What is a drift sock?
A drift sock is a simple, but effective, cone-shaped device that helps slow your boat down on windy days, but it has other uses too. If you haven’t used a drift sock before, you might not know the advantages it can give you.
How does a drift sock work?
A drift sock is essentially the opposite of a sail on a sailboat. On a sailboat, the wind pushes the sail, moving the boat faster than the surface of the water. A drift sock is put in he water, and as the boat is being pushed by the wind, the drift sock drags behind, almost acting as an anchor that slows the boat down.
Why do you need a drift sock?
For fisherman that often fish open water, moving at slow speeds, a drift sock is almost a must have. As a walleye fisherman, I like to use a drift sock on days where the wind pushes my boat too fast for an effective drift speed, which is usually around .8-1.2 mph. For lakes that do not allow trolling, this means that you are at the mercy of the wind, and you need to change tactics or location. Where trolling is legal, the drift sock allows you to keep fishing the same location, even when the wind does pick up–keeping you on the fish.
Another use for the drift sock is to slow down your trolling speed. A lot of fisherman can’t afford a kicker outboard motor for trolling, to slow their boat down, so they have to find other ways to reach the optimal speeds with their motor. One option is a trolling plate. Another option, which many fisherman don’t know about, is the use of a drift sock. The best place to put the drift sock is on the hull clip in the front of the boat. The drift sock will be off to one side, causing the boat to turn, but a little compensated steering, or an adjacent driftsock will help correct that. Trolling with a drift sock requires much more attention however, as you can easily have a mess on your hands if the rope somehow gets caught in your propeller. But with a little practice, you can learn how much rope to let out so that the drift sock doesn’t interfere with anything.
Wind Blown Shorelines
A drift sock may seem like it can only be used out in the open water for drifting, but you can also use it working along shorelines where the wind is pushing into and along shore. You can set the drift sock off the back corner of the boat that is facing the wind, which will help slow the boat down, and then you can use your bow mount trolling motor to control speed and direction along the shoreline–thus keeping your boat parallel with shore. Any fisherman that fishes along shorelines, that are prone to high winds, this can save you a battle of better boat control. Better boat control=more time fishing productively.

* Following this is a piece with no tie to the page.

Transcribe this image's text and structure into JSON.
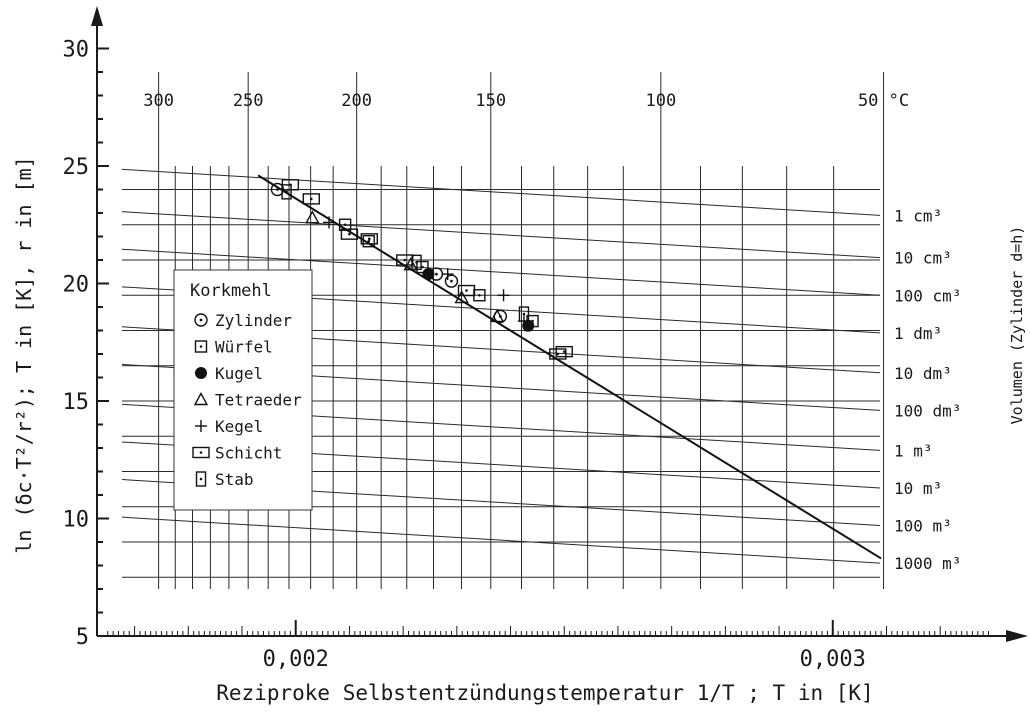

How big of drift sock do you need?
Here is a sizing chart for Cabela’s brand drift socks found from cabelas.com:
- Small– small boats to 14-ft. 26″
- Medium– small boats to 16-ft. 30″
- Large– 14-ft. to 18-ft. boats. 38″
- X-Large– 16-ft. to 22-ft. boats. 44″
- 2X-Large– 16-ft. to 22-ft. boats. 48″
- 3X-Large– 18-ft. to 22-ft. boats. 56″
- 4X-Large– 18-ft. to 26-ft. boats. 65″
- 5X-Large – 20-ft. to 26-ft. boats. 77″
A drift sock may not be the first thing that comes to mind for slowing your boat down in high winds, but hopefully this article gave you a few quality uses for one. If you find yourself in any of the fishing scenarios above, you owe it to yourself to give a drift sock a try. For about 50-100 dollars, you can catch those finnicky fish in high winds, while the other boats around you battle the wind. You also won’t have to worry about the drift sock ripping on you. Most of them are made with reinforced nylon which also makes them puncture-proof. I would also like to mention that the uses mentioned above are the standard uses, drift socks can be modified and rigged many different ways if you use your imagination.
SonarFish Tip – I’ve screwed an anchor tie in the middle of my boat so I can attach the drift sock to hang out in the middle, allowing the boat to stay mostly even. This helps eliminate many situations where I would possibly need a second drift sock (one for front and one for back).